Using structured and unstructured data in unison
Unfortunately traditional business intelligence technologies just weren’t up the task of pulling all of this data together in such high volumes, in such rapid velocity and coping with such a wide variety of data. Realising the benefits available by trying to analyse more than 0.5% of all global data meant that efforts to develop technologies enabling the storage and analysis of this data were substantially increased.
The result? Technologies such as the popular open-source software framework Hadoop were created providing many analytics organisations with the technology to augment their current offerings allowing them to store and process big data. Even before that, we recognised the value in this area and launched CXAIR to merge the traditional capability of analysing structured data with unstructured data through search-engine technology.
Having a much bigger pool of data allows you to create a much clearer picture of what it is that you’re trying to see, allowing you to make a much more informed decision. It is a widely accepted fact that more data beats smarter algorithms when talking about analytics.
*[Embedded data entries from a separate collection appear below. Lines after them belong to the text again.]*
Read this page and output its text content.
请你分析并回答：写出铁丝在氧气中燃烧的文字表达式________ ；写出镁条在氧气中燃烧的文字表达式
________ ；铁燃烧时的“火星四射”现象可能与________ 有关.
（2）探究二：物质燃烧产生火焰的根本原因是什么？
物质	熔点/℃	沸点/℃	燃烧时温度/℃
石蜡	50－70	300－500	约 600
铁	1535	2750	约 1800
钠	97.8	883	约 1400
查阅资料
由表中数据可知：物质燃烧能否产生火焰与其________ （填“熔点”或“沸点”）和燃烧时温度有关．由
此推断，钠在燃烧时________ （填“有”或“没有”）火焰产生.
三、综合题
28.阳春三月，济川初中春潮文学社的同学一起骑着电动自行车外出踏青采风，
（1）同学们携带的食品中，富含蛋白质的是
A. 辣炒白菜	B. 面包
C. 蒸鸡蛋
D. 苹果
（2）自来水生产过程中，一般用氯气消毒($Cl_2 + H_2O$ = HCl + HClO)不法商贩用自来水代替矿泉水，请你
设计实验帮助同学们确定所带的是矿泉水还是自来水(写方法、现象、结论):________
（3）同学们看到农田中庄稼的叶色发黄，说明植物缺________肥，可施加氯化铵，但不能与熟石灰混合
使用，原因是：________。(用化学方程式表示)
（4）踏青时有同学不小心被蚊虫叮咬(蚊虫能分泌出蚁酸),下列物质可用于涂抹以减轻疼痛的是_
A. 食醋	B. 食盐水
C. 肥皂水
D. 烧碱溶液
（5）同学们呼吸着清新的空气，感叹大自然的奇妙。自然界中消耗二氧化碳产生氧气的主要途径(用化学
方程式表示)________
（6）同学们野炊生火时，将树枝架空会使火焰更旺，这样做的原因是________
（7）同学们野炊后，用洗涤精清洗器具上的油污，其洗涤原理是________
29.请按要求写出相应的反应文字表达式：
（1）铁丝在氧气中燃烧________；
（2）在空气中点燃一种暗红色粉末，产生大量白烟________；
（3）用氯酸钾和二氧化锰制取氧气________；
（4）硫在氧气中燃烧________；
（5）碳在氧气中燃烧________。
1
For example, let’s say that I am a clinician working for a healthcare organisation. Under my remit, it is my responsibility to understand, monitor and suggest ways to improve my patients’ wellbeing. Being able to link unstructured data stored in letters, emails and prescriptions that have been sent between the two parties with each individual patient’s profile will provide me with a much better view of patient health and how their treatment is being managed. Furthermore, a report by Reuters in 2015 found that 71 percent of patients asked in their study were okay with letting their clinicians view their social media activity. By having access to this unstructured data, the proposed benefit is clinicians become more informed on the beginning stages of disease, how patients manage medical conditions and if there are any links to disease progression.
Whilst the example above is just pertinent to healthcare, I would argue that the same process of integrating structured and unstructured data can be applied to any vertical industry in the world. The benefits realised could be massive. You only have to look at the investments companies have made in big data over recent years to understand the potential value in the opportunity.
We shouldn’t just be looking at ways to harness unstructured data. We should be looking at ways that we can harness and manage unstructured data alongside and support the insight that we currently gather from structured data.